THE ANNIVERSARY.

Having unexpectedly retained possession of my seat in the Tube the other evening I over-read myself and ran past my station, so it was rather late when I reached home.

"Hullo!" I called out cheerily.

"Hullo!" echoed Margaret in a flat sort of voice; "you back?"

I refrained from facetiousness and told her that I was.

"Oh!" she said.

"Well, well, Margaret," I said in a bright and bustling manner, "we haven't got on very well so far, have we? Can't you think of some subject on which we can conduct a conversation in words of more than one syllable? The skilful hostess should so frame her questions that not even the shyest visitor can fall back on a simple Yes or No. Now," I continued, spreading myself luxuriously over the chesterfield, "you know how shy I am. Try to draw me out, dear. I'm waiting."

I lit a cigarette. Margaret looked reproachfully at me.

"What was yesterday?" she said.

"Tuesday, my dear. We will now have a little chat about Tuesday. Coming as it does so soon after Monday, it not unnaturally exhibits—"
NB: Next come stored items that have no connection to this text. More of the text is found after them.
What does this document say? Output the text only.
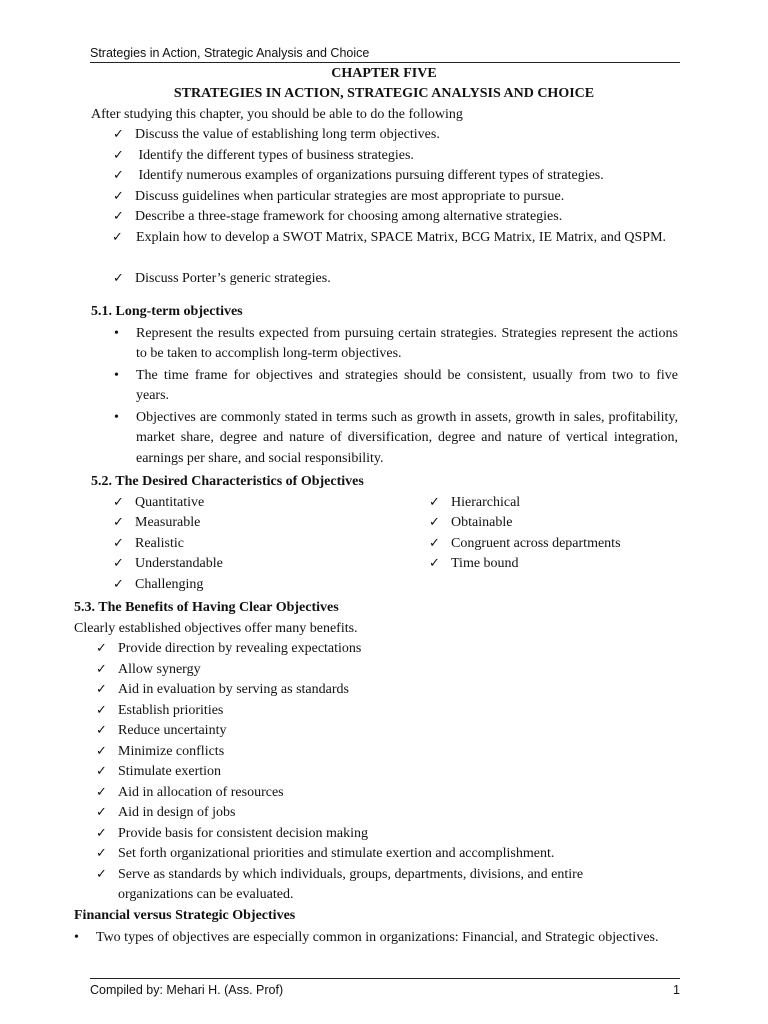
Strategies in Action, Strategic Analysis and Choice
CHAPTER FIVE
STRATEGIES IN ACTION, STRATEGIC ANALYSIS AND CHOICE
After studying this chapter, you should be able to do the following
✓ Discuss the value of establishing long term objectives.
✓ Identify the different types of business strategies.
✓ Identify numerous examples of organizations pursuing different types of strategies.
✓ Discuss guidelines when particular strategies are most appropriate to pursue.
✓ Describe a three-stage framework for choosing among alternative strategies.
✓ Explain how to develop a SWOT Matrix, SPACE Matrix, BCG Matrix, IE Matrix, and QSPM.
✓ Discuss Porter’s generic strategies.
5.1. Long-term objectives
• Represent the results expected from pursuing certain strategies. Strategies represent the actions to be taken to accomplish long-term objectives.
• The time frame for objectives and strategies should be consistent, usually from two to five years.
• Objectives are commonly stated in terms such as growth in assets, growth in sales, profitability, market share, degree and nature of diversification, degree and nature of vertical integration, earnings per share, and social responsibility.
5.2. The Desired Characteristics of Objectives
✓ Quantitative
✓ Measurable
✓ Realistic
✓ Understandable
✓ Challenging
✓ Hierarchical
✓ Obtainable
✓ Congruent across departments
✓ Time bound
5.3. The Benefits of Having Clear Objectives
Clearly established objectives offer many benefits.
✓ Provide direction by revealing expectations
✓ Allow synergy
✓ Aid in evaluation by serving as standards
✓ Establish priorities
✓ Reduce uncertainty
✓ Minimize conflicts
✓ Stimulate exertion
✓ Aid in allocation of resources
✓ Aid in design of jobs
✓ Provide basis for consistent decision making
✓ Set forth organizational priorities and stimulate exertion and accomplishment.
✓ Serve as standards by which individuals, groups, departments, divisions, and entire organizations can be evaluated.
Financial versus Strategic Objectives
• Two types of objectives are especially common in organizations: Financial, and Strategic objectives.
Compiled by: Mehari H. (Ass. Prof)	1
"Tuesday the 25th of February," said Margaret solemnly.

"Possibly, my dear, possibly. But I cannot say that I find your remarks very interesting. They may be true, or they may not, but they certainly seem to me to lack that agreeable whimsicality usually so characteristic of you."

"Our wedding-day," said Margaret impressively.

"Was it really?" I said in a whisper. "And you let it pass without reminding me. Oh, how could you?"

Margaret smiled.

"I didn't think of it till this morning—after you had gone," she said.

We both smiled. Then we laughed.

"You know, we really are a dreadful couple." I said. "Your fault is greater than mine, though. I'll tell you why. Everyone knows that a man—especially a manly man—" I tugged my moustache and let my biceps out for a run—"never remembers anniversaries, whereas a woman—a womanly woman—does." Here I plucked a daffodil from a bowl near by and tucked it coyly behind her ear.

"It really is rather awful of us." Margaret restored the daffodil to its young companions. "We've only been married three years, too, and yet already—" She threw out her arms in a hopeless gesture.

"Still," I said presently, with my hand full of her hand—"still I daresay we shall get used to it in time—forgetting the day, I mean. After about the fourth lapse there will be hardly any sting in our little piece of annual forgetfulness."

"We mustn't forget to remember we've forgotten it, though, Gerald, so that we can test the waning powers of the sting."

"I can see this habit growing on us," I said dreamily; "a few more years and we shall forget we are married even. I shall come home one day—provided I remember where we live—and be horrified to find you established in my house and using my sealing-wax. Or maybe I shall arrive with some little offering of early rhubarb or forced artichokes only to be sternly ordered away by a wife who does not recognise me. 'Please take your greens round to the tradesmen's entrance,' you will say coldly."

"I think," said Margaret, "that we ought to be extra nice to each other now, seeing how short our married life may be. Let's begin at once. You let me tidy your desk every day for you and—"

"Won't twice a week satisfy you?" I asked desperately.

"Perhaps; and anyway"—she put a little packet into my hand—"here's my present to you, even though you did forget yesterday."

"You are a dear, Margaret. And now I'll tell you something. It was—"

Just then James came in and announced dinner. James is all our staff; but her other name is Keziah, so we had no choice.

As we sat down I took a small box out of my pocket.

"Give this to your mistress, please," I said to James.

"O-o-o. How ripping of you, Gerald! So you did remember, after all."

"As soon as I got to the station this morning," I said, "I remembered that our wedding-day was to-day."

Margaret lifted her eyebrows at me. "To-day?"

"Yes. You are a little behind—or in front of—the times, I'm afraid. The twenty-fifth was a Tuesday last year, but it's trying Wednesday for a change now. Many Happy Returns of the Day, dear."

We both laughed.

"Now let's look at our presents," said Margaret happily.